Car modifier online
This is Part 3 of our Google AdWords series by ex-Googler Anton McCarthy.
IntroductionTo run a successful Google AdWords campaign, you NEED to understand keyword matching. It's one of the key factors in the set-up and management of a high-performing, cost-effective Google AdWords campaigns, especially for ecommerce stores. Using keyword matching, Google allows you to control which keywords searches may cause your ad to show. Therefore, it is crucial that you understand how keyword matching works, and how best to use it to your advantage.
Let’s examine each match type, and the benefits of each one.
Google AdWords keyword match types include:
- Broad match
- Broad match modifier
- Phrase match
- Exact match
- Negative match
Now lets dig deep into each type and I'll tell you exactly how to leverage them to increase ecommerce sales.
1. Broad MatchThis is the simplest match type, and the one that is probably the easiest to understand. It is also the default match type for any keyword. A keyword set to broad match will display ads on a wide range of variations of that keyword. These variations include plural and singular forms, misspellings, abbreviations, acronyms, and related terms.
For example, if you add the keyword ‘car’ to your ad group, your ad may display to someone searching for ‘cheap cars’, ‘white car’ or ‘second-hand car’. It may also show for someone searching for ‘new auto’.

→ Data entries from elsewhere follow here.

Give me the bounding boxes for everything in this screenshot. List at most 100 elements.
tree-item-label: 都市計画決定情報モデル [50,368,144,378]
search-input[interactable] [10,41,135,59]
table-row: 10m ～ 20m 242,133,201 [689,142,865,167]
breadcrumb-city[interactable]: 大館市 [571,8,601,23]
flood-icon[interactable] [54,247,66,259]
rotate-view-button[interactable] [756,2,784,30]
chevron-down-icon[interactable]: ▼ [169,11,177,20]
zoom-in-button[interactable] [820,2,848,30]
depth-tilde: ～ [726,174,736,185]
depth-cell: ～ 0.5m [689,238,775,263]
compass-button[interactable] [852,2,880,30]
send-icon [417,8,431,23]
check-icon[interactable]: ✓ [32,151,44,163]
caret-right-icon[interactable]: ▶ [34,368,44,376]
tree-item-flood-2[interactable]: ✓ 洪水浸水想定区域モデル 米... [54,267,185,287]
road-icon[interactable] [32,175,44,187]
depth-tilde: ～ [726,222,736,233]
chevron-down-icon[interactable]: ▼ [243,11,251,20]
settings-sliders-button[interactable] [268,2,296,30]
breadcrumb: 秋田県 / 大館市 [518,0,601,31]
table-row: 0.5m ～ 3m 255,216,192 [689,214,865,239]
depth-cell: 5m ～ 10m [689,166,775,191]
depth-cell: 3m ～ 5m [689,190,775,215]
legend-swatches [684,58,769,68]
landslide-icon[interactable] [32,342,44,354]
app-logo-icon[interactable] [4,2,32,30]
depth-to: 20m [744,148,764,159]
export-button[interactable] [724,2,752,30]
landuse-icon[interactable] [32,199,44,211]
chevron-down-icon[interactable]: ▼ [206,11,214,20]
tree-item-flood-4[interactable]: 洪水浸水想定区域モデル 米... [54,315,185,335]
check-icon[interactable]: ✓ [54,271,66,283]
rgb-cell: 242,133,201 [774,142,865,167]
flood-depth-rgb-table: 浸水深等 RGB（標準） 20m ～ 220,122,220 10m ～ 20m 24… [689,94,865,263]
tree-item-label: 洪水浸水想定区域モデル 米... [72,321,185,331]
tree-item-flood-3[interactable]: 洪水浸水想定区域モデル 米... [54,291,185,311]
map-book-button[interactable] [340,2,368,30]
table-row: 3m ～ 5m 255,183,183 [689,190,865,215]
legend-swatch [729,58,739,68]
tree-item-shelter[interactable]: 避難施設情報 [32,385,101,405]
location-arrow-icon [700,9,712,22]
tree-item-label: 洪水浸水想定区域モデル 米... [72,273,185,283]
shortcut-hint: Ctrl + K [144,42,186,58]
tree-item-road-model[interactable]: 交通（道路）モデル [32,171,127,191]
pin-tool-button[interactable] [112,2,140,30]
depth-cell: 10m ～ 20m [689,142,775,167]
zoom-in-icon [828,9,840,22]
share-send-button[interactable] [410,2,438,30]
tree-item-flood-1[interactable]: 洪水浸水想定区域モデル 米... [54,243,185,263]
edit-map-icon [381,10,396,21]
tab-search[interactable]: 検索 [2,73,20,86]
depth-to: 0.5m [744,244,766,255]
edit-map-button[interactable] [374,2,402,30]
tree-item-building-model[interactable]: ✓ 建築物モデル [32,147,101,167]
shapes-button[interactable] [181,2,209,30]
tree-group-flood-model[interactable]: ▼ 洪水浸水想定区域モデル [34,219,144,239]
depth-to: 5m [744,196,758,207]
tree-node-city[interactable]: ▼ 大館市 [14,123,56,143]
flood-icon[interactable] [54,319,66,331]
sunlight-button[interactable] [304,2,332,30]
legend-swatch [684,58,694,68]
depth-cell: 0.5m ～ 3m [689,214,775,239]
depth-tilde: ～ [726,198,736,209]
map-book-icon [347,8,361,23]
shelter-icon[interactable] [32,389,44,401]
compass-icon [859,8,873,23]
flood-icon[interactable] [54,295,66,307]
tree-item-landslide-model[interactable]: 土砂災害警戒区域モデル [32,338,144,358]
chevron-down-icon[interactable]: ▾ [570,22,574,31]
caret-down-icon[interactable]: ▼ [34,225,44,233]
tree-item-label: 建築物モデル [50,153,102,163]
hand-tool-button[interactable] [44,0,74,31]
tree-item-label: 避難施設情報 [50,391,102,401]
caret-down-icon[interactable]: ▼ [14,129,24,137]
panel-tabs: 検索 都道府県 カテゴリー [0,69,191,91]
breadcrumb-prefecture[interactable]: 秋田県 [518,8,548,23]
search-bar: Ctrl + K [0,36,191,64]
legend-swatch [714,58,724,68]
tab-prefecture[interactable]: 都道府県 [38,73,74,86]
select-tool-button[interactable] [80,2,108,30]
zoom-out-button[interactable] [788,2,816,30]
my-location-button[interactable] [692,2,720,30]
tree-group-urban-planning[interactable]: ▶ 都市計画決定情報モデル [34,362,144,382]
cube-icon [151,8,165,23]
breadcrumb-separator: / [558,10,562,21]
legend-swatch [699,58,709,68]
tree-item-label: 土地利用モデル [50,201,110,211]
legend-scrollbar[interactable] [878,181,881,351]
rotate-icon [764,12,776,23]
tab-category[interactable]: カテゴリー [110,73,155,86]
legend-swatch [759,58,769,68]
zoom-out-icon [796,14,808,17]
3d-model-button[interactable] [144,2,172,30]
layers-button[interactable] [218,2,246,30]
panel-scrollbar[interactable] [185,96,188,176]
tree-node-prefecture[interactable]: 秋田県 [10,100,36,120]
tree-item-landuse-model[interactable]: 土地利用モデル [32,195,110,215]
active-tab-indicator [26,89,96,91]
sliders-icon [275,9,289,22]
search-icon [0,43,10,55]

The use of broad match allows you to gather a wide set of data relating to which keywords customers are using to find you. It can be a useful match type to use at the outset of a campaign in particular, and when you may not be all that sure which keywords customers are most likely to use when searching for what it is you sell. Then, once you have collected a reasonable amount of data on the keywords which are triggering your ads to display, you can use it to refine your campaign, eliminating the keywords which aren’t bringing you value.
The most obvious downside to broad match is that your ad can show for keywords which may not be all that relevant, meaning you may attract clicks from users who are not actively seeking your product or service. In other words, not every search comes with the intention to purchase. For example, is someone who searches for ‘new camera’ already in purchase mode, or just looking for information and reviews?
You can address this issue by ensuring you have a good combination of other match types in your campaign, as well as using negative keywords, which we will come to later.
I recommend using broad match sparingly, and monitoring the statistics which relate to broad match keywords carefully and frequently. You can also use the ‘search terms report’ to identify irrelevant searches which resulted in a click on your ad, and then add these terms as negative match keywords.
2. Broad Match ModifierBroad match modifier allows your ads to show for more closely related variations of your keywords. It is a useful option for when you want to be found for a broad range of terms, but want to restrict this range to closely related terms which contain your keyword. So, the keyword term ‘+green car’ will allow your ads to show for ‘budget green car’, but not for ‘blue car’.
Depending on the keywords you have entered into your ad group, your ads may still display for terms that are not as tightly targeted to what you are selling. This means that you should ensure you have used as many appropriate negative keywords as possible, and that you monitor your campaign closely for the results and conversions you are achieving from your broad match modifier keywords.
To use broad match modifier, simply add the plus sign (+) beside the keyword you would like to trigger your ad; e.g. +green car.
3. Phrase MatchYou can think of phrase match as a significantly more restrictive version of broad match. With phrase match, your ads will display for keyword searches which match your keywords exactly or with words before and after it.
An example is the phrase match keyword “green car”. For your ad to display on a search relating to ‘green car’, the search has to include those two words, in that specific order. This means that someone searching for ‘new green car’ is eligible to see your ad, but someone searching for ‘green budget car’, is not.
Phrase match offers some key advantages. It enables you to closely control the searches which will trigger your ad. In addition, you may likely pay less for your clicks using phrase match, since your keywords are more likely to be highly relevant to your ad text and to the products you sell on your landing page. With AdWords, greater relevance helps lead to lower overall cost in terms of the average cost-per-click (avg. CPC) you are likely to pay.
With phrase match, since you only show for very closely related terms, you may end up missing some keyword variants that may be relevant or useful to your campaign. However, you can help prevent this by coming up with a well-thought out list of relevant campaign keywords.